New Delhi: India seems to be keeping Pakistan guessing on how it will respond to Sunday’s Uri attack, by retaining all options, including choking the flow of the Indus river waters into Pakistan.
This seems to be a shift from the past when confronted by terrorist attacks by Pakistan, New Delhi’s strategy would be to call off engagement with Pakistan only to resume it some time later.
Keeping all options open this time implicitly signals that India means that it cannot be business as usual.
Sunday’s attack in Uri came against the backdrop of the Narendra Modi government conveying to Pakistan and the people of India that terrorism and engagement with Islamabad cannot go hand in hand.
The attack on the Indian army garrison—launched by four terrorists belonging to the Jaish-e-Mohammed terrorist group—killed 17 soldiers with another succumbing to his injuries on Monday.
It has resulted in the complete unravelling of Modi’s Pakistan policy, which started with the prime minister inviting Pakistan’s PM Nawaz Sharif for his swearing in, meeting the Pakistani leader at various international fora including a South Asian leaders’ summit in Kathmandu in November 2014, a meeting in Ufa in Russia in July 2015 on the margins of the Shanghai Cooperation Organisation to an impromptu pull-aside at the UN Framework Convention on Climate Change in Paris at the end of November last year.
The last engagement resulted in the national security advisors of the two countries meeting in Bangkok in December, which was followed by Indian foreign minister Sushma Swaraj’s visit to Pakistan just days later and the announcement of the resumption of bilateral talks. These developments also paved the way for a surprise visit to Pakistan by Modi himself on 25 December to wish Sharif on his birthday. This was the first visit to Pakistan by an Indian PM in more than a decade—the last Indian PM to visit Pakistan was Atal Behari Vajpayee in January 2004.
This sequence of thawing of relations was stopped in its tracks by the 2 January attack on the Pathankot airbase.
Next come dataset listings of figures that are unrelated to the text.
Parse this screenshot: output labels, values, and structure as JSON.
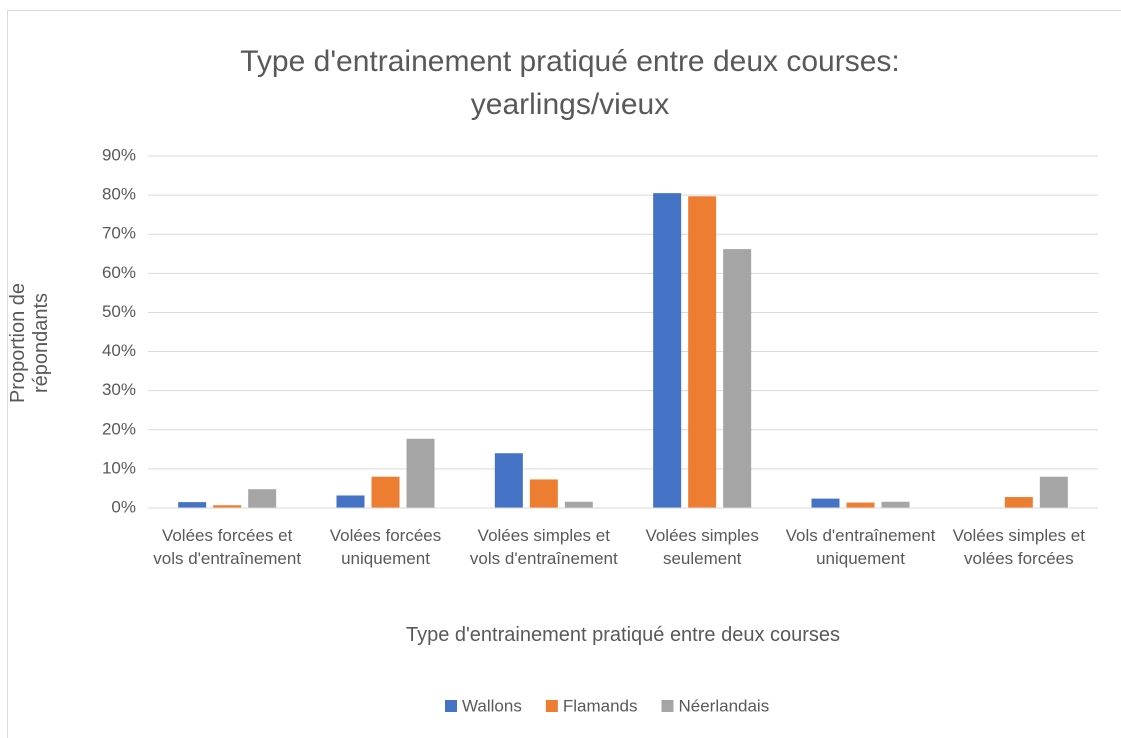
{
  "chart_data": {
    "type": "bar",
    "title": "Type d'entrainement pratiqué entre deux courses: yearlings/vieux",
    "x_label": "Type d'entrainement pratiqué entre deux courses",
    "y_label": "Proportion de répondants",
    "categories": [
      "Volées forcées et vols d'entraînement",
      "Volées forcées uniquement",
      "Volées simples et vols d'entraînement",
      "Volées simples seulement",
      "Vols d'entraînement uniquement",
      "Volées simples et volées forcées"
    ],
    "series": [
      {
        "name": "Wallons",
        "color": "#4472c4",
        "values": [
          1.5,
          3.2,
          14.0,
          80.5,
          2.4,
          0
        ]
      },
      {
        "name": "Flamands",
        "color": "#ed7d31",
        "values": [
          0.7,
          8.0,
          7.3,
          79.7,
          1.4,
          2.8
        ]
      },
      {
        "name": "Néerlandais",
        "color": "#a5a5a5",
        "values": [
          4.8,
          17.7,
          1.6,
          66.2,
          1.6,
          8.0
        ]
      }
    ],
    "ylim": [
      0,
      90
    ],
    "yticks": [
      {
        "value": 0,
        "label": "0%"
      },
      {
        "value": 10,
        "label": "10%"
      },
      {
        "value": 20,
        "label": "20%"
      },
      {
        "value": 30,
        "label": "30%"
      },
      {
        "value": 40,
        "label": "40%"
      },
      {
        "value": 50,
        "label": "50%"
      },
      {
        "value": 60,
        "label": "60%"
      },
      {
        "value": 70,
        "label": "70%"
      },
      {
        "value": 80,
        "label": "80%"
      },
      {
        "value": 90,
        "label": "90%"
      }
    ],
    "grid": true,
    "legend": "bottom"
  }
}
Pakistan’s seeming inaction in bringing to justice the perpetrators of the raid which was followed by the Uri attack has been piling pressure on the Modi government to act tough on Pakistan.
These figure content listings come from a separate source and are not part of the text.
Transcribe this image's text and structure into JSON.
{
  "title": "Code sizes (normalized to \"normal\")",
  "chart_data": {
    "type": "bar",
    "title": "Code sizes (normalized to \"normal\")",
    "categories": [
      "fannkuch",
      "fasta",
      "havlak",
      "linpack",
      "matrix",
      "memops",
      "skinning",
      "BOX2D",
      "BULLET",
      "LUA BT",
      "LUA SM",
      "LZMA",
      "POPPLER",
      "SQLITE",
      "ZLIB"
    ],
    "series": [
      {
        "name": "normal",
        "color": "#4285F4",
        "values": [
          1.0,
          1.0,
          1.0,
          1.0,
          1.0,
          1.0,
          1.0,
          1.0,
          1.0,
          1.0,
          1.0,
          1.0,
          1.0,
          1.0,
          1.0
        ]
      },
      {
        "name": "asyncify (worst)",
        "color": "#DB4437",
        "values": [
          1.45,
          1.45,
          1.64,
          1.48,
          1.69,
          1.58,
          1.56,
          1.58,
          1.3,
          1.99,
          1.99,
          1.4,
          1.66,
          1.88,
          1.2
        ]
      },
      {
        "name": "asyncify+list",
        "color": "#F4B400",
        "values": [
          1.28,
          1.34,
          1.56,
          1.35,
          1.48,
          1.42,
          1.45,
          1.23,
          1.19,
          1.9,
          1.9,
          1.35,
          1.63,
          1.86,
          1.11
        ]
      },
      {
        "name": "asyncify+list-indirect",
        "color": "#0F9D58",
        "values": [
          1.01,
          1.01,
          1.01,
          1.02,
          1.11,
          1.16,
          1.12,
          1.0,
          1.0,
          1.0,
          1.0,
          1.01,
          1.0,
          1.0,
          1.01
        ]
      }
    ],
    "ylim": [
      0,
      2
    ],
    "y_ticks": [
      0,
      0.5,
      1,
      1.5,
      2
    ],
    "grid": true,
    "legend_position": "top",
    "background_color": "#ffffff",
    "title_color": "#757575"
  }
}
“The prime minister, seen as a strong nationalist leader, surprised everyone by reaching out to Pakistan the way he did after assuming office, including his visit to Pakistan that was seen as unexpected,” said a person familiar with the developments, who did not want to be named. “Given this, the repeated terrorist attacks are weighing down his Pakistan policy and there is certainly pressure for an overhaul,” the person cited above said, declining to elaborate.
Since the Uri attack, India has signalled that it is keeping all its options open—from military action to others like diplomatically isolating Pakistan and not adhering to the 1960 Indus Water Treaty.
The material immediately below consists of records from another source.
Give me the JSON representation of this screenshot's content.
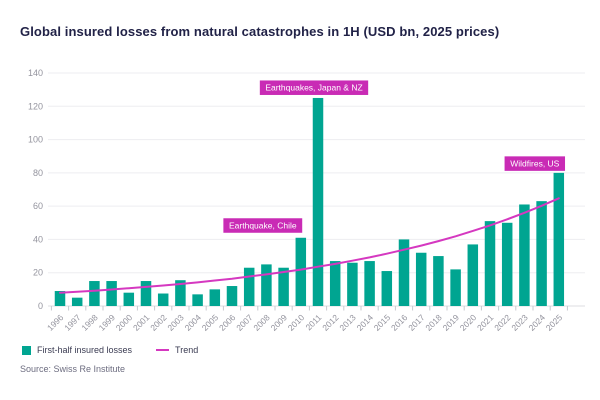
{
  "title": "Global insured losses from natural catastrophes in 1H (USD bn, 2025 prices)",
  "legend": {
    "bars_label": "First-half insured losses",
    "trend_label": "Trend"
  },
  "source": "Source: Swiss Re Institute",
  "colors": {
    "bar": "#00a591",
    "trend": "#d538c0",
    "annotation_bg": "#c92bb5",
    "annotation_text": "#ffffff",
    "title_text": "#212247",
    "axis_text": "#94949e",
    "gridline": "#ededf0",
    "tick": "#c9c9cf"
  },
  "chart_data": {
    "type": "bar",
    "title": "Global insured losses from natural catastrophes in 1H (USD bn, 2025 prices)",
    "categories": [
      1996,
      1997,
      1998,
      1999,
      2000,
      2001,
      2002,
      2003,
      2004,
      2005,
      2006,
      2007,
      2008,
      2009,
      2010,
      2011,
      2012,
      2013,
      2014,
      2015,
      2016,
      2017,
      2018,
      2019,
      2020,
      2021,
      2022,
      2023,
      2024,
      2025
    ],
    "series": [
      {
        "name": "First-half insured losses",
        "type": "bar",
        "values": [
          9,
          5,
          15,
          15,
          8,
          15,
          7.5,
          15.5,
          7,
          10,
          12,
          23,
          25,
          23,
          41,
          125,
          27,
          26,
          27,
          21,
          40,
          32,
          30,
          22,
          37,
          51,
          50,
          61,
          63,
          80
        ]
      },
      {
        "name": "Trend",
        "type": "line",
        "values": [
          8,
          8.6,
          9.2,
          9.9,
          10.7,
          11.5,
          12.3,
          13.2,
          14.2,
          15.3,
          16.4,
          17.7,
          19,
          20.4,
          21.9,
          23.6,
          25.3,
          27.2,
          29.2,
          31.4,
          33.8,
          36.3,
          39,
          41.9,
          45.1,
          48.4,
          52.1,
          56,
          60.2,
          64.7
        ]
      }
    ],
    "xlabel": "",
    "ylabel": "",
    "ylim": [
      0,
      140
    ],
    "ytick_step": 20,
    "grid": true,
    "legend_position": "bottom-left",
    "annotations": [
      {
        "text": "Earthquakes, Japan & NZ",
        "year": 2011,
        "dx": -4,
        "gap": 3
      },
      {
        "text": "Earthquake, Chile",
        "year": 2010,
        "dx": -38,
        "gap": 5
      },
      {
        "text": "Wildfires, US",
        "year": 2025,
        "dx": -24,
        "gap": 2
      }
    ]
  }
}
This is a far cry from India’s strategy in the past decade. Post the 2008 Mumbai attack, peace talks were suspended for three years. In 2013, talks were again called off after Pakistani troops ambushed Indian troops in two separate instances.
“There was pressure on the Manmohan Singh government to act. But with war being ruled out as an option, calling off the engagement was seen as a message to the people of India as well as Pakistan that it could not be business as usual. The government in the past too has tried to focus international attention on Pakistan’s cross-border terrorism. But countries especially Western governments see this as an India-Pakistan problem unrelated to them except in the case of Al Qaeda involvement or perhaps the Lashkar-e-Toiba. Inevitably, there would be nudging from countries like the US to engage and India would go back,” said a second person, familiar with developments, on the condition of anonymity.
The one time in recent years when the world’s attention was focussed on India-Pakistan problems was in 2001 when India mobilised troops on its border with Pakistan, following the 13 December attack on Indian Parliament, the second person cited above recalled.
“That showed the world that India was serious about terrorism emanating from Pakistan,” the person said, noting that the decision was taken by then PM Vajpayee who belongs to the Bharatiya Janata Party as does Modi.
The second person pointed out that a series of provocations last year, including an attack on an Indian police station in Gurdaspur in Punjab, had the Modi government keep its plans for a dialogue with Pakistan on track. “It was Pakistan’s insistence that its national security advisor (Sartaj Aziz) would meet Kashmiri separatists that resulted in talks being called off,” the person recalled.
“The pressure on Modi is I think more this time because of this (Vajpayee) example before him as well as his statements about being tough on terrorism. There is also a strong sense that the Indian public is tired of repeated attacks from Pakistan. All these would I think amount to why there is no foreclosure of any option,” the second person cited above said.